Identifying and analyzing the vectors and parasites of the region may help to resolve the recorded epidemiological data. The main vector for malaria transmission along the Mekong River and its tributaries is Anopheles epiroticus, a species of the Sundaicus complex (Hii & Rueda, 2013). Due to ecological changes, An. epiroticus has an extremely low infectious rate (Erhart et al., 2004a; Trung et al., 2004) as well as a reduced vectorial capacity (Dusfour et al., 2004a; Dusfour et al., 2004b; Trung et al., 2004), which explains the substantial regional drop in malaria frequency from 2000 to 2001 (Goldlust et al., 2018). The dominance of this species also determines the local pattern of malaria transmission, the peak of which occurs during the dry seasons (April–May and October–November) when salinity is highest (Erhart et al., 2004b). From a historical perspective, An. subpictus was established as a secondary vector during the early 2000s, but dramatic socioeconomic changes including the expansion of brackish waters due to shrimp farming has since contributed to the complete disappearance of this species.

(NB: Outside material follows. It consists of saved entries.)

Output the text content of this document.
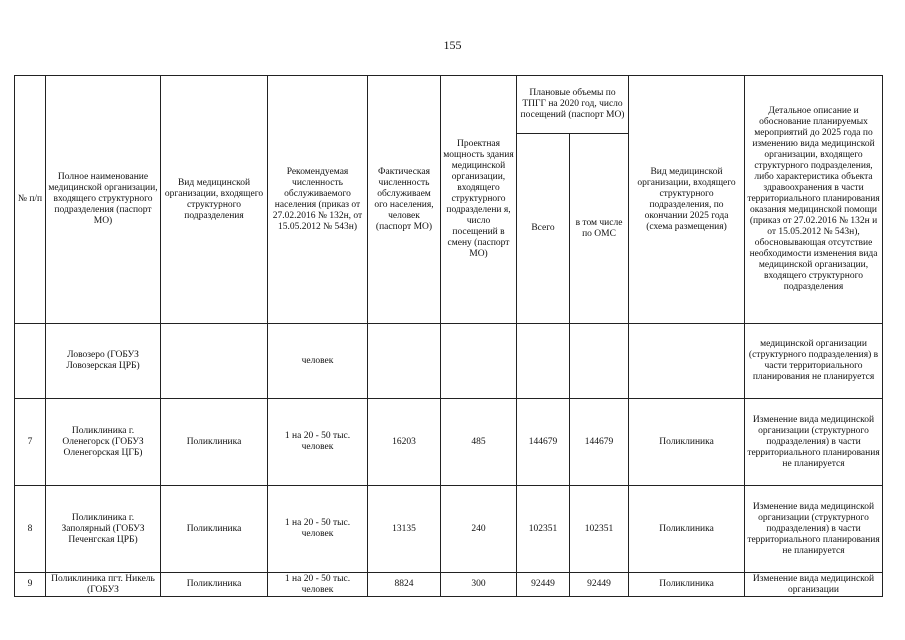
155
№ п/п	Полное наименование медицинской организации, входящего структурного подразделения (паспорт МО)	Вид медицинской организации, входящего структурного подразделения	Рекомендуемая численность обслуживаемого населения (приказ от 27.02.2016 № 132н, от 15.05.2012 № 543н)	Фактическая численность обслуживаем ого населения, человек (паспорт МО)	Проектная мощность здания медицинской организации, входящего структурного подразделени я, число посещений в смену (паспорт МО)	Плановые объемы по ТПГГ на 2020 год, число посещений (паспорт МО)		Вид медицинской организации, входящего структурного подразделения, по окончании 2025 года (схема размещения)	Детальное описание и обоснование планируемых мероприятий до 2025 года по изменению вида медицинской организации, входящего структурного подразделения, либо характеристика объекта здравоохранения в части территориального планирования оказания медицинской помощи (приказ от 27.02.2016 № 132н и от 15.05.2012 № 543н), обосновывающая отсутствие необходимости изменения вида медицинской организации, входящего структурного подразделения
						Всего	в том числе по ОМС		
	Ловозеро (ГОБУЗ Ловозерская ЦРБ)		человек						медицинской организации (структурного подразделения) в части территориального планирования не планируется
7	Поликлиника г. Оленегорск (ГОБУЗ Оленегорская ЦГБ)	Поликлиника	1 на 20 - 50 тыс. человек	16203	485	144679	144679	Поликлиника	Изменение вида медицинской организации (структурного подразделения) в части территориального планирования не планируется
8	Поликлиника г. Заполярный (ГОБУЗ Печенгская ЦРБ)	Поликлиника	1 на 20 - 50 тыс. человек	13135	240	102351	102351	Поликлиника	Изменение вида медицинской организации (структурного подразделения) в части территориального планирования не планируется
9	Поликлиника пгт. Никель (ГОБУЗ	Поликлиника	1 на 20 - 50 тыс. человек	8824	300	92449	92449	Поликлиника	Изменение вида медицинской организации
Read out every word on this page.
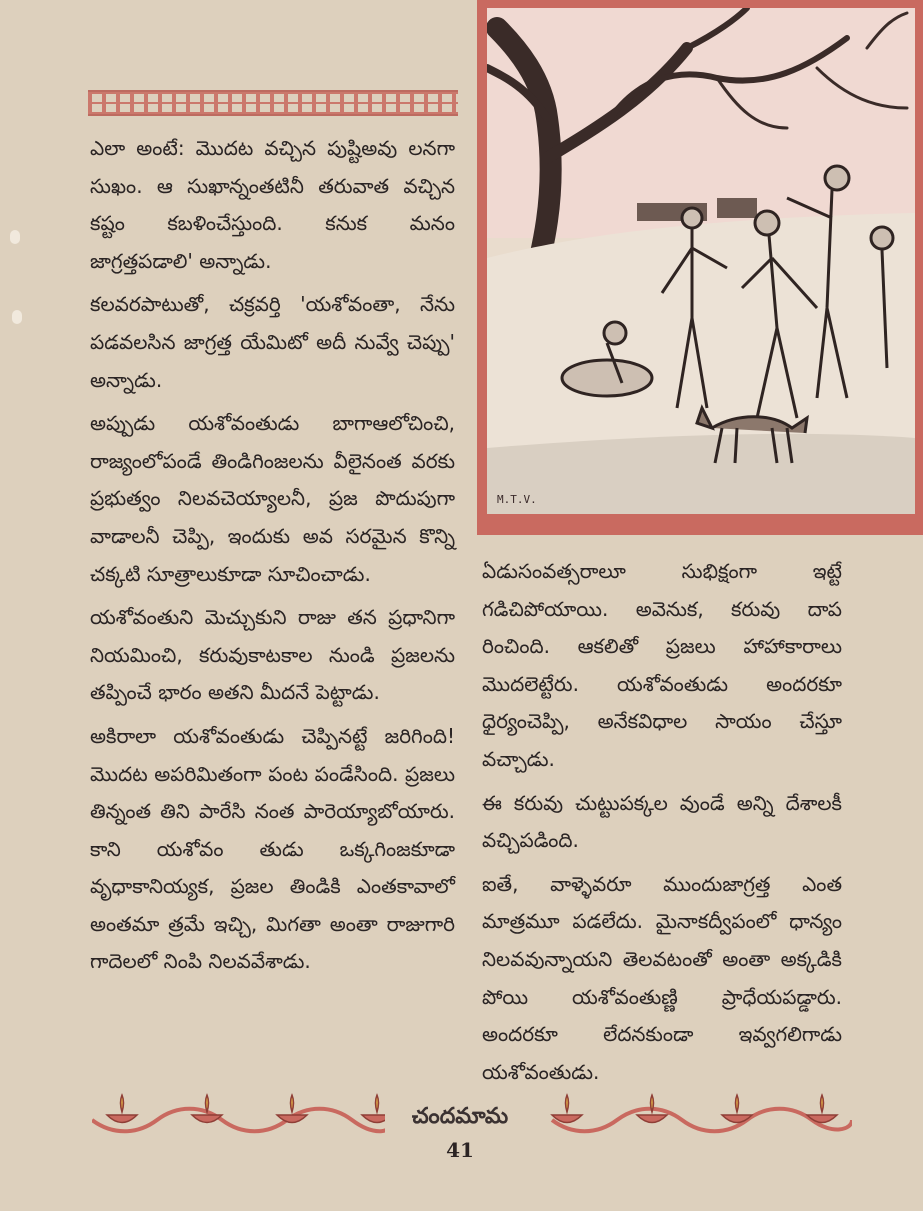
ఎలా అంటే: మొదట వచ్చిన పుష్టిఅవు లనగా సుఖం. ఆ సుఖాన్నంతటినీ తరువాత వచ్చిన కష్టం కబళించేస్తుంది. కనుక మనం జాగ్రత్తపడాలి' అన్నాడు.

కలవరపాటుతో, చక్రవర్తి 'యశోవంతా, నేను పడవలసిన జాగ్రత్త యేమిటో అదీ నువ్వే చెప్పు' అన్నాడు.

అప్పుడు యశోవంతుడు బాగాఆలోచించి, రాజ్యంలోపండే తిండిగింజలను వీలైనంత వరకు ప్రభుత్వం నిలవచెయ్యాలనీ, ప్రజ పొదుపుగా వాడాలనీ చెప్పి, ఇందుకు అవ సరమైన కొన్ని చక్కటి సూత్రాలుకూడా సూచించాడు.

యశోవంతుని మెచ్చుకుని రాజు తన ప్రధానిగా నియమించి, కరువుకాటకాల నుండి ప్రజలను తప్పించే భారం అతని మీదనే పెట్టాడు.

అకిరాలా యశోవంతుడు చెప్పినట్టే జరిగింది! మొదట అపరిమితంగా పంట పండేసింది. ప్రజలు తిన్నంత తిని పారేసి నంత పారెయ్యాబోయారు. కాని యశోవం తుడు ఒక్కగింజకూడా వృధాకానియ్యక, ప్రజల తిండికి ఎంతకావాలో అంతమా త్రమే ఇచ్చి, మిగతా అంతా రాజుగారి గాదెలలో నింపి నిలవవేశాడు.

M.T.V.

ఏడుసంవత్సరాలూ సుభిక్షంగా ఇట్టే గడిచిపోయాయి. అవెనుక, కరువు దాప రించింది. ఆకలితో ప్రజలు హాహాకారాలు మొదలెట్టేరు. యశోవంతుడు అందరకూ ధైర్యంచెప్పి, అనేకవిధాల సాయం చేస్తూ వచ్చాడు.

ఈ కరువు చుట్టుపక్కల వుండే అన్ని దేశాలకీ వచ్చిపడింది.

ఐతే, వాళ్ళెవరూ ముందుజాగ్రత్త ఎంత మాత్రమూ పడలేదు. మైనాకద్వీపంలో ధాన్యం నిలవవున్నాయని తెలవటంతో అంతా అక్కడికి పోయి యశోవంతుణ్ణి ప్రాధేయపడ్డారు. అందరకూ లేదనకుండా ఇవ్వగలిగాడు యశోవంతుడు.

చందమామ
41
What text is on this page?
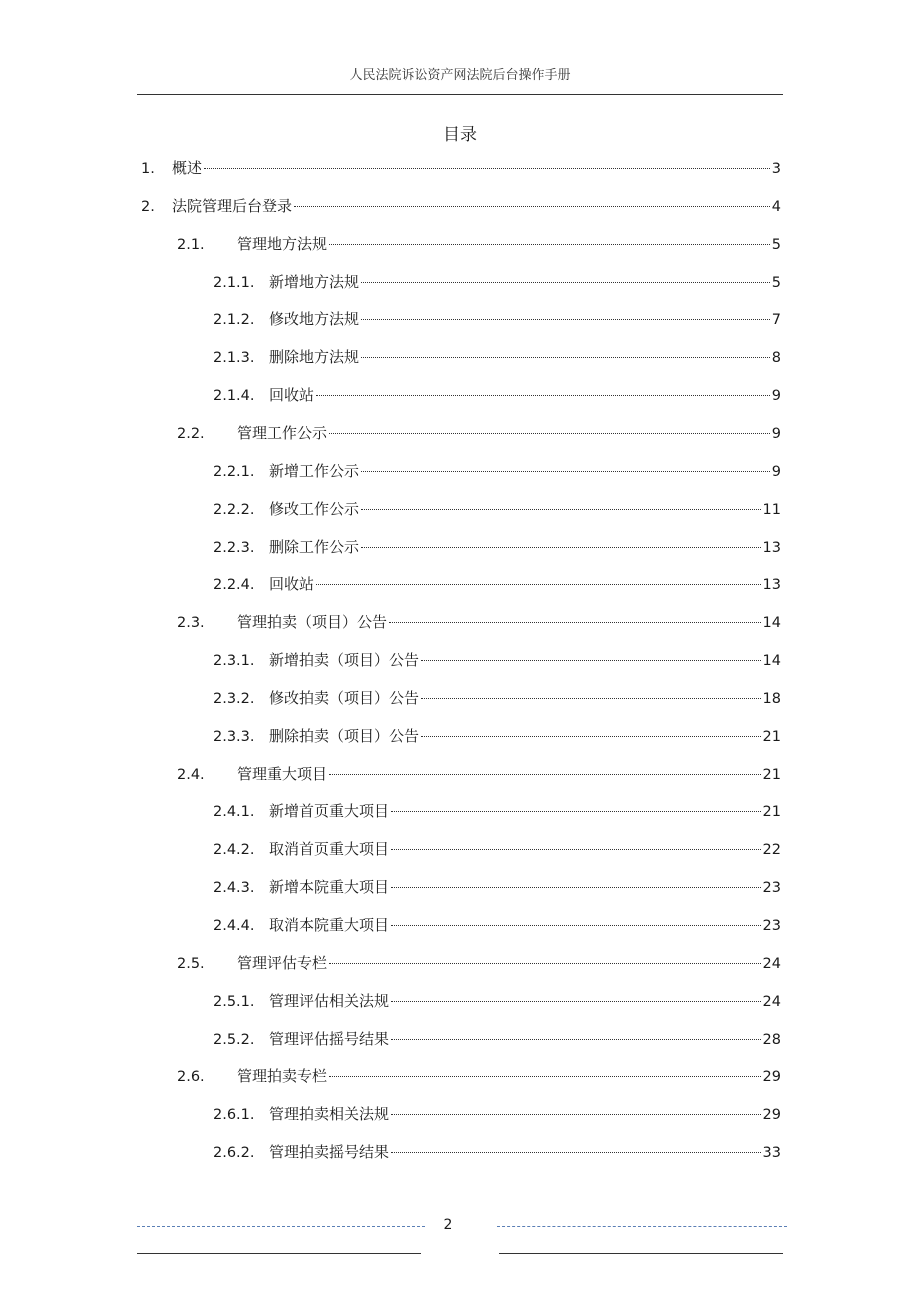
人民法院诉讼资产网法院后台操作手册
目录
1.	概述	3
2.	法院管理后台登录	4
2.1.	管理地方法规	5
2.1.1. 新增地方法规	5
2.1.2. 修改地方法规	7
2.1.3. 删除地方法规	8
2.1.4. 回收站	9
2.2.	管理工作公示	9
2.2.1. 新增工作公示	9
2.2.2. 修改工作公示	11
2.2.3. 删除工作公示	13
2.2.4. 回收站	13
2.3.	管理拍卖（项目）公告	14
2.3.1. 新增拍卖（项目）公告	14
2.3.2. 修改拍卖（项目）公告	18
2.3.3. 删除拍卖（项目）公告	21
2.4.	管理重大项目	21
2.4.1. 新增首页重大项目	21
2.4.2. 取消首页重大项目	22
2.4.3. 新增本院重大项目	23
2.4.4. 取消本院重大项目	23
2.5.	管理评估专栏	24
2.5.1. 管理评估相关法规	24
2.5.2. 管理评估摇号结果	28
2.6.	管理拍卖专栏	29
2.6.1. 管理拍卖相关法规	29
2.6.2. 管理拍卖摇号结果	33
2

Although drug-resistant malaria parasites were first documented for Việt Nam in the GMS, the Mekong Delta itself has remained free of these variants up until now. In 2022, the number of drug-resistant P. vivax, P. falciparum and mixed malaria cases of every province in the region was zero. As the species, strain and sensitivity to treatment of a parasite is an accurate predictor of the severity of illness and mortality rate that it might cause, the ongoing situation in the Mekong Delta’s is not considered as complex. However, with its proximity to locations with high levels of resistance to first-line antimalarial drugs, such as the Việt Nam Central Highlands and neighboring Cambodia, there is a very real risk of introducing new cases and vectors to this region (Delacollette et al., 2009). Hence, existing public health surveillance must remain vigilant.